Sentiment Analysis of product based reviews using Machine Learning Approaches.
This project aims to perform sentiment classification of online product reviews using various Machine Learning classifiers. This project analyzes sentiment on dataset from document level (review level). Data used in this project are online product reviews collected from amazon.com. The Amazon reviews dataset used in this project consists of reviews from amazon. The data span a period of 18 years, including ~35 million reviews up to March 2013. Reviews include product and user information, ratings, and a plaintext review. For more information, please refer to the following paper: J. McAuley and J. Leskovec.
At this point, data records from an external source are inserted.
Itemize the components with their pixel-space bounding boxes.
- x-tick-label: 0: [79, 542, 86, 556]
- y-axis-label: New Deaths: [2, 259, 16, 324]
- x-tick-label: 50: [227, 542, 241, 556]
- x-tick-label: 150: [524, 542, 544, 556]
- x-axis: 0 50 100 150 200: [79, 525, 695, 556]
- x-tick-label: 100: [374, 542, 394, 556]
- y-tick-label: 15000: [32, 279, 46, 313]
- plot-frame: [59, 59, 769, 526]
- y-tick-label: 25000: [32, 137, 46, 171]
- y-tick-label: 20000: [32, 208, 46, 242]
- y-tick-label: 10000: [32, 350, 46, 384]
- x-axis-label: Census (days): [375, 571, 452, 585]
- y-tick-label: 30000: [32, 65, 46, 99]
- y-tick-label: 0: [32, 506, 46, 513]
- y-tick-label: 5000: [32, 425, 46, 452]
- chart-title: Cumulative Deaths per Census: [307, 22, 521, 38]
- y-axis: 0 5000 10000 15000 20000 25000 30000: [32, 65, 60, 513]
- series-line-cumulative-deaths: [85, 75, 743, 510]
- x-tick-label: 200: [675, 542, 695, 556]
The final dataset is constructed by randomly taking 200,000 samples for each review score from 1 to 5. In total there are 1,000,000 samples. This project involves comparative study of the performance of 4 Machine Learning classifier models - Multinomial Naïve Bayes, Logistic Regression, Linear SVC and Random Forest. The best classifier was chosen to standardize the model to classify any product reviews in the future with promising outcomes. The user review taken as input is classified using the chosen model with respect to sentiment classes/categories - Postive and Negative, based on the Sentimental Orientation of the opinions it contains.
Make sure you have the following list of dependencies for this project installed and setup on your system first:
- Unix/Linux Operating System (Recommended but not necessarry)
- Python 3.6+
- Anaconda Distribution 5.2+
- NLTK Toolkit 3.3+
Some hardware requirements should also be fulfilled to run this project smoothly:
- At least 8GB RAM
- At least 50GB of usable Hard Disk space
First download the project as zip archive and extract it to your desired location or just clone the repository using,
$ git clone https://github.com/pranitbose/sentiment-analysis.git
Donwload the dataset using the link provided in the dataset_link.txt within the datasets directory. Move the the downloaded dataset or whichever dataset you want to use into the datasets directory. In case you are using your own dataset, you have to modify the filenames in the source code of main.py to the one you'll be using. Many lines of the source code are commented on purpose and the state of the project is pickled wherever necessary to save computing resource and speed up the execution process eliminating repeatition of same steps more than once. A boolean variable named do_pickle is provided in main.py to switch pickling on/off in the entire file by changing it's value in only one place in _main_.
You only need to execute main.py in your terminal to run this project. For the first run, you should enable the flags such as do_fetch_data, do_preprocess_data and others in the source code in main.py. Read the source code carefully before you do so. You should also enable pickling. All these will generate bunch of pickled files and various graph plots as a result of first execution. From following execution you should enable or disable the flags in the source code as per your requirements.
This project is licensed under the terms of the MIT license.